Folha de S. Paulo


Apesar de crítico, documentário sobre poluição escapa de censura na China

Um emotivo documentário sobre a poluição do ar na China voltou a colocar no centro do debate público um dos problemas que mais afligem a maior população do mundo.

Produzido pela jornalista Chai Jing, famosa por seu trabalho na TV estatal, o filme "Sob a redoma" virou sucesso instantâneo logo após a divulgação, no sábado (28). Em 36 horas, teve cem milhões de acessos em diversas plataformas da internet.
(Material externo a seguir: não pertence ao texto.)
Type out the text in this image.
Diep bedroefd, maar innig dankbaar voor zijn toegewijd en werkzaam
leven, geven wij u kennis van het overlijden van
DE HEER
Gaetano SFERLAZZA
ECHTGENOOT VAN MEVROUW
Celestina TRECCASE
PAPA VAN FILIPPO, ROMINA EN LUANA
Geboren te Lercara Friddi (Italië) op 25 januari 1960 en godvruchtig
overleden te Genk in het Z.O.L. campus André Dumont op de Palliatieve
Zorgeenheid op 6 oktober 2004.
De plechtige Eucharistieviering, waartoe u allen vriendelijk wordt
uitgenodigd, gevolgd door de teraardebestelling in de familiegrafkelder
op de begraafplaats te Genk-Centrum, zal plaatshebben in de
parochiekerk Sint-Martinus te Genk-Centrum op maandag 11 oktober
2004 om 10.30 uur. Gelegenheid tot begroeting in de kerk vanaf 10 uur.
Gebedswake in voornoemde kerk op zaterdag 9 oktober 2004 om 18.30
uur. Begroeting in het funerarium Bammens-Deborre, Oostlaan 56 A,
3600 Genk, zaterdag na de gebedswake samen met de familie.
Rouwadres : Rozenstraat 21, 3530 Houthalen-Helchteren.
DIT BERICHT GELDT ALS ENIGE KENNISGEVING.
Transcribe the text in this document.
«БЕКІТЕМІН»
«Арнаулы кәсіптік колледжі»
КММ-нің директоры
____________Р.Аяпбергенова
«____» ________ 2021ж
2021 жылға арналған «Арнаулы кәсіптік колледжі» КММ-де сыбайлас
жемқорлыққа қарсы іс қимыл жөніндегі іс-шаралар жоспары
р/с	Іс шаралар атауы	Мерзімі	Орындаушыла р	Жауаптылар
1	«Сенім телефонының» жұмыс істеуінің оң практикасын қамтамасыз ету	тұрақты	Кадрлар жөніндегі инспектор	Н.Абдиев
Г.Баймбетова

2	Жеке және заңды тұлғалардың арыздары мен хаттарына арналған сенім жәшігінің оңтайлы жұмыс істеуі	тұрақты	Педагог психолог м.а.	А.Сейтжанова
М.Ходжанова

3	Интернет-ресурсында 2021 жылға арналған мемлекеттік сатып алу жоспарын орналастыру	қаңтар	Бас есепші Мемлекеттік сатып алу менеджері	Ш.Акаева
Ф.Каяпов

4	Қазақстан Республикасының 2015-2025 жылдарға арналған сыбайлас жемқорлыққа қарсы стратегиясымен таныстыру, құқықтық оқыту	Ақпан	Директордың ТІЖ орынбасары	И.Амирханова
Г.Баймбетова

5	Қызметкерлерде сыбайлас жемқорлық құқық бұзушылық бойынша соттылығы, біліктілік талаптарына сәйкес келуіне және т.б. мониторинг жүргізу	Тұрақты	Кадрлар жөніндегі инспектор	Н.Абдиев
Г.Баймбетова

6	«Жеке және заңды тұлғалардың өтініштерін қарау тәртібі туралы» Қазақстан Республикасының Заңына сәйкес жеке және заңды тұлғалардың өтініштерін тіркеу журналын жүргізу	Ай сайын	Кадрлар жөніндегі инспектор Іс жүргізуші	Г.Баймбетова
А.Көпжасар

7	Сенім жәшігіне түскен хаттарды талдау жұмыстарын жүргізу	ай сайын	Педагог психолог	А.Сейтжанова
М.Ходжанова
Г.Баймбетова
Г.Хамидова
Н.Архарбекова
Como apresentadora do canal CCTV, Jing estava habituada a apresentar reportagens sobre os problemas ambientais da China. Mas, quando engravidou e descobriu que sua filha iria nascer com um tumor benigno, no ano passado, o assunto virou pessoal. Ela largou o trabalho que a transformara numa celebridade e passou um ano investigando as causas da poluição no país.

O resultado é um impactante filme de 103 minutos, que mistura reportagem investigativa e depoimento pessoal. Apesar de fazer críticas ao governo, o vídeo não foi barrado pela pesada censura oficial e chegou a ser exibido no site do "Diário do Povo", jornal do Partido Comunista Chinês. Também recebeu elogios do ministro do Meio Ambiente.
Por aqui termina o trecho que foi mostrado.